HOPE – 40 ans de vie avec le VIH

Angela Lagler et David Haerry examinent différents domaines thématiques du symposium HOPE de l’Aide Suisse contre le Sida, qui s’est déroulé à Berne début octobre 2021.

David Haerry

Après un mot de bienvenue plein d’esprit d’Andreas Lehner, directeur exécutif de l’Aide Suisse contre le Sida, Vincent Barras, historien de la médecine de Lausanne, a ouvert les exposés. Comme jeune médecin, il a été confronté pour la première fois au virus HI, alors inconnu, en 1981 lors d’une mission à la clinique de la prison de Genève. Il a fait un récit haut en couleur de l’arrogance des premiers médecins à l’égard des malades et de la prise de conscience ultérieure que la médecine n’avait rien à offrir dans la lutte contre le virus. Il a également mentionné la forte mobilisation, notamment dans la communauté gay aux États-Unis et en France, et la manière dont une nouvelle façon de penser s’est installée dans les cliniques. En Suisse aussi, la prévention et la prise en charge des personnes concernées ont été marquées par l’Aide Suisse contre le Sida, qui a été fondée dans des circonstances dramatiques en 1985 – on se souvient de l’outing d’André Ratti à la télévision suisse. Barras a établi un pont avec la pandémie de Covid-19, et a fait quelques comparaisons. Dans le domaine du VIH, Françoise Barré-Sinoussi et Luc Montagnier ont découvert en 1983 un nouveau rétrovirus qu’ils ont appelé LAV. En 1985, il est devenu clair que le LAV était identique au HTLV-III, qui avait été découvert par Robert Gallo en 1984. Un an plus tard, le virus est définitivement nommé VIH. Avec Covid-19, l’identification du SARS-CoV2 n’a pris que quelques semaines.
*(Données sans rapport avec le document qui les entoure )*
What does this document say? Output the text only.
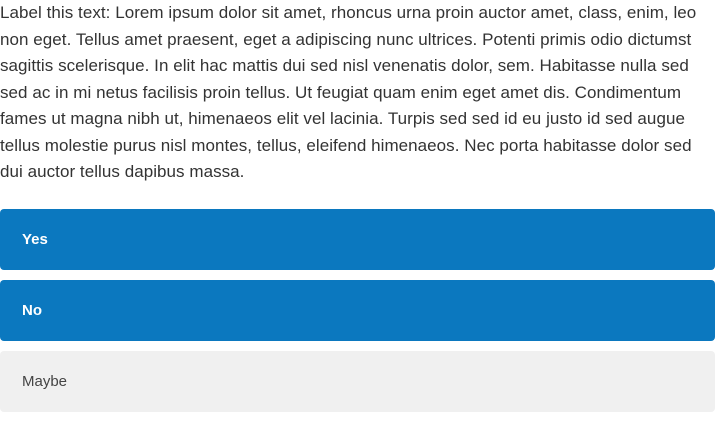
Label this text: Lorem ipsum dolor sit amet, rhoncus urna proin auctor amet, class, enim, leo non eget. Tellus amet praesent, eget a adipiscing nunc ultrices. Potenti primis odio dictumst sagittis scelerisque. In elit hac mattis dui sed nisl venenatis dolor, sem. Habitasse nulla sed sed ac in mi netus facilisis proin tellus. Ut feugiat quam enim eget amet dis. Condimentum fames ut magna nibh ut, himenaeos elit vel lacinia. Turpis sed sed id eu justo id sed augue tellus molestie purus nisl montes, tellus, eleifend himenaeos. Nec porta habitasse dolor sed dui auctor tellus dapibus massa.

Yes
No
Maybe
En ce qui concerne les médicaments, nous avons eu une chance incroyable avec le VIH : en 1987, la FDA américaine a pu approuver l’AZT. Ce médicament avait déjà été découvert en 1964, mais il s’est avéré inutile dans la lutte contre le cancer. Cependant, l’AZT était une arme qui s’émoussait trop vite – on en savait trop peu à l’époque sur la résistance, que le VIH développait très rapidement.

Enfin, Barras a déclaré qu’avec le VIH, la solidarité avec le Sud était plus grande qu’aujourd’hui dans la pandémie de Covid-19. Soit l’auteur a mal compris le conférencier, soit le conférencier se trompe. Il a fallu près de dix ans pour que la thérapie antirétrovirale devienne une réalité en Afrique australe, et il a fallu beaucoup de pression et, surtout, des génériques indiens. Lors de la pandémie de Covid-19, le problème de la distribution a été envisagé dès le départ et l’initiative Covax a été fondée. Aujourd’hui encore, elle dispose de trop peu de vaccins, c’est vrai. Mais peut-on reprocher à un gouvernement de penser d’abord à son propre peuple ?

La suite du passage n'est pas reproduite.